First of all, I was looking if such a topic existed already, but I couldn't find anything. I'm sorry if I missed it.
Relatively often, you will find a question that is just painfully easy to answer. I will make up one example, I could link questions if somebody doesn't know what I'm talking about, but for now I don't want to offend anybody of course ;).
In my world, there is no coffee. What will people drink instead?
And the answer would be something like
Water
So as for other SE, I completely get this sort of thing. If someone asks on physics why things fall towards earth, gravity is a legitimate answer. The OP might have never heard of the concept for a number of reasons and it's best to educate them. However, I fail to see the purpose on worldbuilding.
I had the impression the SE is there to help building worlds and not to build them because the OP can't do a basic google search or write a decent question.
I know some of those questions are insanely popular, I believe because anyone, even the gravity guy, is able to answer them. However I think especially because of their popularity, they also cast a bad light on worldbuilding and attract more trivial questions.
I recently flagged one of those questions (working on being able to closevote ;)) as too broad I think, however it was declined. I get it, why should asking about other drinks than coffee be off-topic if worded nicely, it's just trivial. I also answered one of those questions and got a lot of upvotes for my trivial, easy-to-google answer because of course the question went viral. It felt kind of bad tbo.
Many of those questions can be saved by asking for more information because the OP didn't want to hear about water but about something else, but not always. I'm not talking about sloppy questions in general here.
What should be done in case a question would be very easily resolved by a simple google search, 5 minutes of thinking about it or doing any research into the topic themselves?
What should be done with questions that have rather obvious, trivial answers? And are they on-topic and welcome?
And for me, personally, this question is important:
Are comments asking the OP to exclude the trivial answers to the question even desired or should I stop doing that?

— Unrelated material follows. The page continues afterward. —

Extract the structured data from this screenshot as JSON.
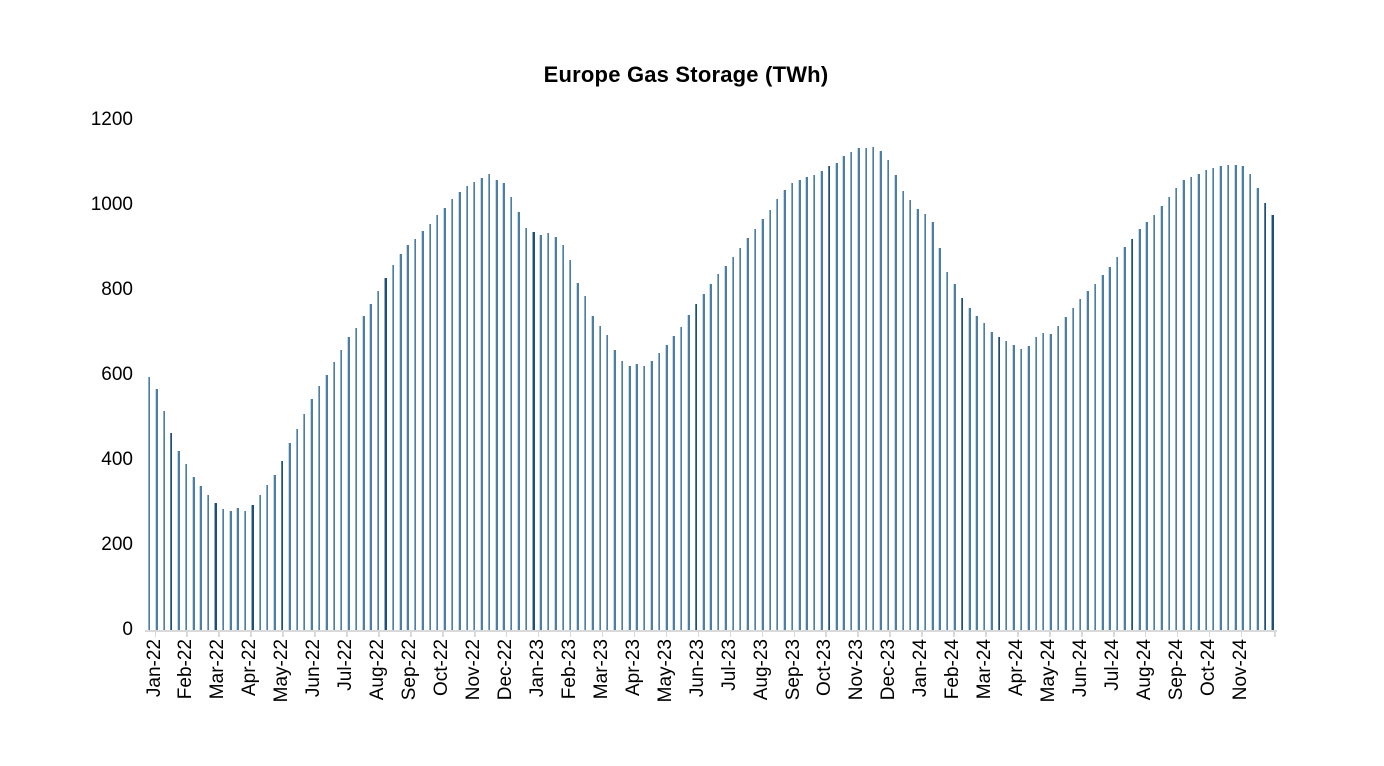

There are different kinds of flavors, I want to include a third point:
What to do if answers are not necessarily trivial but so well-established that the OP must have encountered solutions to the question already. E.g.

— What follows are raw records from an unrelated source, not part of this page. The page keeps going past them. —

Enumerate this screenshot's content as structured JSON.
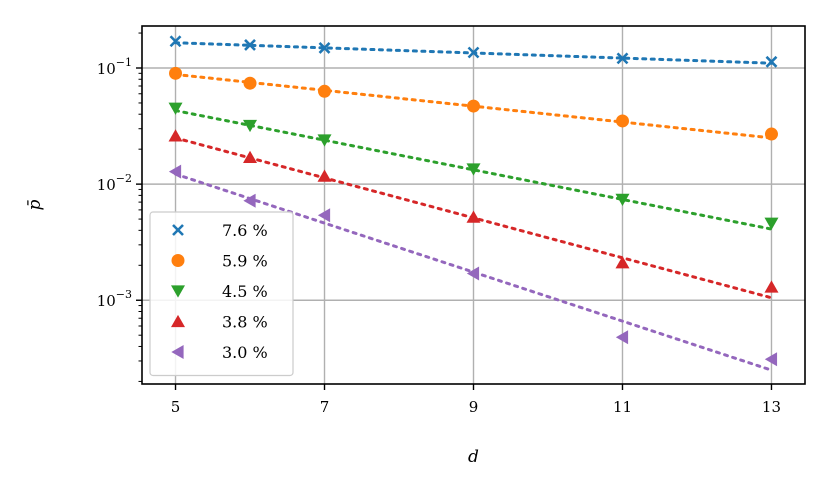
{
  "chart_data": {
    "type": "scatter",
    "xlabel": "d",
    "ylabel": "p̄",
    "xlim": [
      4.55,
      13.45
    ],
    "ylim": [
      0.00019,
      0.23
    ],
    "yscale": "log",
    "grid": true,
    "legend_position": "lower-left",
    "x_ticks": [
      5,
      7,
      9,
      11,
      13
    ],
    "x_tick_labels": [
      "5",
      "7",
      "9",
      "11",
      "13"
    ],
    "y_ticks": [
      0.1,
      0.01,
      0.001
    ],
    "y_tick_bases": [
      "10",
      "10",
      "10"
    ],
    "y_tick_exps": [
      "−1",
      "−2",
      "−3"
    ],
    "series": [
      {
        "name": "7.6 %",
        "color": "#1f77b4",
        "marker": "x",
        "x": [
          5,
          6,
          7,
          9,
          11,
          13
        ],
        "y": [
          0.17,
          0.158,
          0.149,
          0.136,
          0.121,
          0.113
        ],
        "fit": [
          [
            5,
            0.165
          ],
          [
            13,
            0.11
          ]
        ]
      },
      {
        "name": "5.9 %",
        "color": "#ff7f0e",
        "marker": "circle",
        "x": [
          5,
          6,
          7,
          9,
          11,
          13
        ],
        "y": [
          0.09,
          0.074,
          0.063,
          0.047,
          0.035,
          0.027
        ],
        "fit": [
          [
            5,
            0.088
          ],
          [
            13,
            0.025
          ]
        ]
      },
      {
        "name": "4.5 %",
        "color": "#2ca02c",
        "marker": "triangle-down",
        "x": [
          5,
          6,
          7,
          9,
          11,
          13
        ],
        "y": [
          0.045,
          0.032,
          0.024,
          0.0135,
          0.0074,
          0.0046
        ],
        "fit": [
          [
            5,
            0.043
          ],
          [
            13,
            0.0041
          ]
        ]
      },
      {
        "name": "3.8 %",
        "color": "#d62728",
        "marker": "triangle-up",
        "x": [
          5,
          6,
          7,
          9,
          11,
          13
        ],
        "y": [
          0.026,
          0.017,
          0.0117,
          0.0052,
          0.0021,
          0.0013
        ],
        "fit": [
          [
            5,
            0.025
          ],
          [
            13,
            0.00105
          ]
        ]
      },
      {
        "name": "3.0 %",
        "color": "#9467bd",
        "marker": "triangle-left",
        "x": [
          5,
          6,
          7,
          9,
          11,
          13
        ],
        "y": [
          0.0128,
          0.0072,
          0.0054,
          0.0017,
          0.00048,
          0.00031
        ],
        "fit": [
          [
            5,
            0.0122
          ],
          [
            13,
            0.00025
          ]
        ]
      }
    ]
  }
}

How would medieval people react to someone with technology that looks like magic to them?
has been done and overdone so much that the standard answers should maybe be excluded. I feel like this question could actually be a fruitful one even if one excludes the cliches, but often these questions only yield more obvious, cliche answers and the rare creative or, perhaps in this case, historically acurate ones gets burried under 10 answers about burning someone alive.
This of course doesn't has to be the case, often creative answers can be found with many upvotes, but I'm talking about such questions in principal here. I personally feel that a question excluding the obvious answers is strictly better and the obvious answer spam hides and, I know this from personal experience, discourages the new/interesting/alternative solutions.
What to do about questions that do not exclude well established, run-of-the-mill solutions?
Let me know if the 3rd point should be best left to a separate topic.
I realize the subjectiveness of this, but everything is subjective to a degree.